Google CEO Sundar Pichai congratulated physicists Michel Devoret, John Martinis, and John Clarke after the trio was awarded the 2025 Nobel Prize in Physics for their pioneering contributions to quantum mechanics. In a post on X, Pichai wrote, “Congrats to Michel Devoret, John Martinis, and John Clarke on the Nobel Prize in Physics. Michel is chief scientist of hardware at our Quantum AI lab and John Martinis led the hardware team for many years.”
Pichai went on to praise their decades-long contributions to the field, noting that their research laid the foundation for breakthroughs now happening in Google’s quantum computing projects. “Their pioneering work in quantum mechanics in the 1980s made recent breakthroughs possible, and paved the way for error-corrected quantum computers to come,” he wrote.
Congrats to Michel Devoret, John Martinis, and John Clarke on the Nobel Prize in Physics. 🔬🥼 Michel is chief scientist of hardware at our Quantum AI lab and John Martinis led the hardware team for many years.
Their pioneering work in quantum mechanics in the 1980s made recent…
— Sundar Pichai (@sundarpichai) October 7, 2025
The Google chief also said that he recently visited the company’s Quantum AI lab in Santa Barbara, where Devoret is currently the chief scientist of hardware. “I was just at our quantum lab in Santa Barbara yesterday seeing the incredible progress, hope they are celebrating today.

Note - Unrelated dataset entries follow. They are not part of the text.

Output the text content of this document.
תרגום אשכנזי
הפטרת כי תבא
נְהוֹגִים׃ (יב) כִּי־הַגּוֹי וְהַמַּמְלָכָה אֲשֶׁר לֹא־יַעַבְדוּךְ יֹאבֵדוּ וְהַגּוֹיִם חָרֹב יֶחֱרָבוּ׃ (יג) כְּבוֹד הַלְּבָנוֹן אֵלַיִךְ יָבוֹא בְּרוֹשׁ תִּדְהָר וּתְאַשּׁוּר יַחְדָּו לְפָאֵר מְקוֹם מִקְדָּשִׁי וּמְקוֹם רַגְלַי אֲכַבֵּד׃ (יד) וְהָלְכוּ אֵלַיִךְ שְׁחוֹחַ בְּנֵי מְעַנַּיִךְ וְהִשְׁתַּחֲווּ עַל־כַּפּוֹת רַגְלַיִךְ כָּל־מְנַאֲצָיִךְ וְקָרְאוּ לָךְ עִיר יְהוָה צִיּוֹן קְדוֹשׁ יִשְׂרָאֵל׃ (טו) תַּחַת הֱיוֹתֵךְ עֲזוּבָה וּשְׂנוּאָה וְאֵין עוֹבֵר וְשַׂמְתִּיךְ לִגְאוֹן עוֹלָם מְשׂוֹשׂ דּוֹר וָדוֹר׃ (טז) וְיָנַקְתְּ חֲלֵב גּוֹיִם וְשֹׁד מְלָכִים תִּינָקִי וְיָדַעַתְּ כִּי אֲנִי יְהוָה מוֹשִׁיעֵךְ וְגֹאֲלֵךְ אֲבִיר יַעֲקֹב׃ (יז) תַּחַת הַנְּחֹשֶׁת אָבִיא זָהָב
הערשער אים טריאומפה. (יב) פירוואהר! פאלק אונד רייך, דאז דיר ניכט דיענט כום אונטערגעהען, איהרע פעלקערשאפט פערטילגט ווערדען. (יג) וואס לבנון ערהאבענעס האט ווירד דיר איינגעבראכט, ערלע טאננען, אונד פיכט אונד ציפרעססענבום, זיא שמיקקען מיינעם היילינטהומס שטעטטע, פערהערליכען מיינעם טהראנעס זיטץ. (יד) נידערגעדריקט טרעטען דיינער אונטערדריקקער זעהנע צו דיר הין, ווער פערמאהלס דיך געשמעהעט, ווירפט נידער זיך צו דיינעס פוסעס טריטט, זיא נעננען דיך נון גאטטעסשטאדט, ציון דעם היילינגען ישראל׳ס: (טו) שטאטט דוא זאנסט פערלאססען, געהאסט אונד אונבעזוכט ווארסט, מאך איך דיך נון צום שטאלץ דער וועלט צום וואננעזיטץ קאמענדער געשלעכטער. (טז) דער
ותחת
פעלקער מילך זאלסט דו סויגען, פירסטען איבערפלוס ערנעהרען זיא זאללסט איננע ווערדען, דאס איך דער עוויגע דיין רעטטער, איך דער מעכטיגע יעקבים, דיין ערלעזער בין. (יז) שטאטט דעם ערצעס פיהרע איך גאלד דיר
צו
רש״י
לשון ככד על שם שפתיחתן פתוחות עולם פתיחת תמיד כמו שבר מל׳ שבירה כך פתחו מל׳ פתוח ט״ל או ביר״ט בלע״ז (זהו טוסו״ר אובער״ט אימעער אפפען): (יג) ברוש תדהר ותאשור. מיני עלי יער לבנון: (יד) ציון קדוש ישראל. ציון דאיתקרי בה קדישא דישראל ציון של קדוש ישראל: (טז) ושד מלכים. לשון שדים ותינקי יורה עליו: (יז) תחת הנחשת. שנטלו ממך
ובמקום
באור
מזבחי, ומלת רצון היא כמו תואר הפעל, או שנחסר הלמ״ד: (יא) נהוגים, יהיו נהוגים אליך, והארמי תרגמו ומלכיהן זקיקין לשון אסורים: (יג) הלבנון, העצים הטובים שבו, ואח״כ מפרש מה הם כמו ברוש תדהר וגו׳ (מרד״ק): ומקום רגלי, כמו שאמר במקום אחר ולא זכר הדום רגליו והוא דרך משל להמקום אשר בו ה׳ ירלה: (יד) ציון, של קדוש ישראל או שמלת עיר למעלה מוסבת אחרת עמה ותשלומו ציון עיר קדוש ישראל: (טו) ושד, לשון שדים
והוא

Feeling lucky this morning to work at a company that has had 5 Nobel Laureates among our ranks — 3 prizes in 2 years!” Pichai added.

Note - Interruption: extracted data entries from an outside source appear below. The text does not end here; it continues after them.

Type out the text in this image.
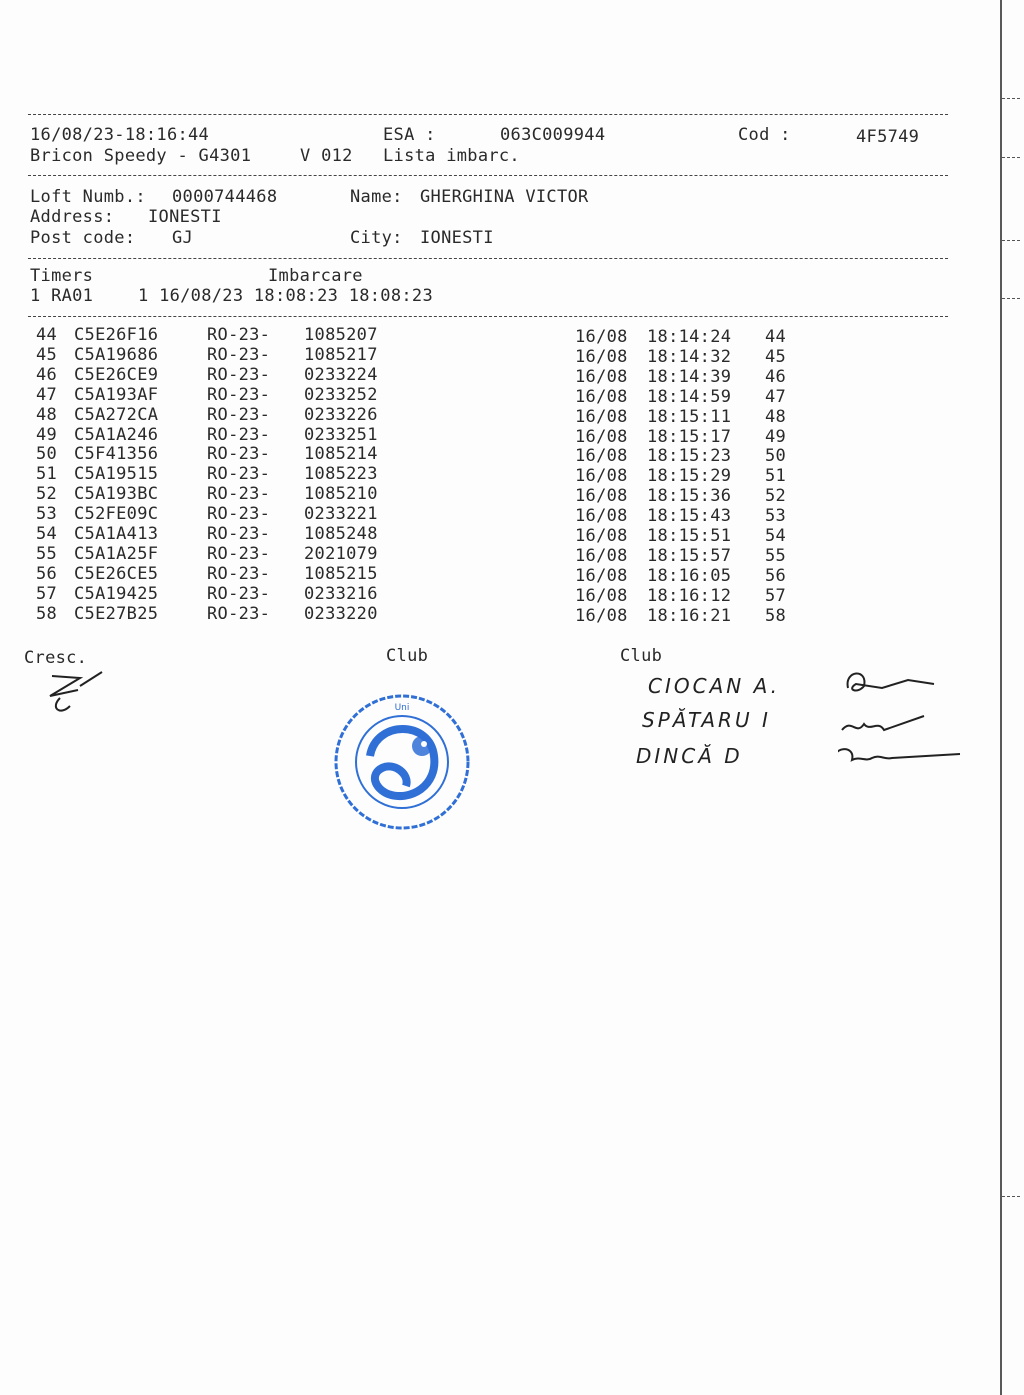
16/08/23-18:16:44	ESA :	063C009944	Cod :	4F5749
Bricon Speedy - G4301	V 012 Lista imbarc.
Loft Numb.: 0000744468	Name: GHERGHINA VICTOR
Address: IONESTI
Post code: GJ	City: IONESTI
Timers	Imbarcare
1 RA01	1 16/08/23 18:08:23 18:08:23
44 C5E26F16	RO-23- 1085207	16/08 18:14:24 44
45 C5A19686	RO-23- 1085217	16/08 18:14:32 45
46 C5E26CE9	RO-23- 0233224	16/08 18:14:39 46
47 C5A193AF	RO-23- 0233252	16/08 18:14:59 47
48 C5A272CA	RO-23- 0233226	16/08 18:15:11 48
49 C5A1A246	RO-23- 0233251	16/08 18:15:17 49
50 C5F41356	RO-23- 1085214	16/08 18:15:23 50
51 C5A19515	RO-23- 1085223	16/08 18:15:29 51
52 C5A193BC	RO-23- 1085210	16/08 18:15:36 52
53 C52FE09C	RO-23- 0233221	16/08 18:15:43 53
54 C5A1A413	RO-23- 1085248	16/08 18:15:51 54
55 C5A1A25F	RO-23- 2021079	16/08 18:15:57 55
56 C5E26CE5	RO-23- 1085215	16/08 18:16:05 56
57 C5A19425	RO-23- 0233216	16/08 18:16:12 57
58 C5E27B25	RO-23- 0233220	16/08 18:16:21 58
Cresc.	Club	Club
Uni
CIOCAN A.
SPĂTARU I
DINCĂ D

Notably, Devoret, who is also a professor at Yale University, continues to play a key role in Google’s efforts to build scalable and fault-tolerant quantum computers.
John Martinis, on the other hand, is a former Google researcher who led the team that achieved “quantum supremacy” in 2019. Martinis left Google in 2020 and later co-founded Qolab, a quantum computing startup, in 2022.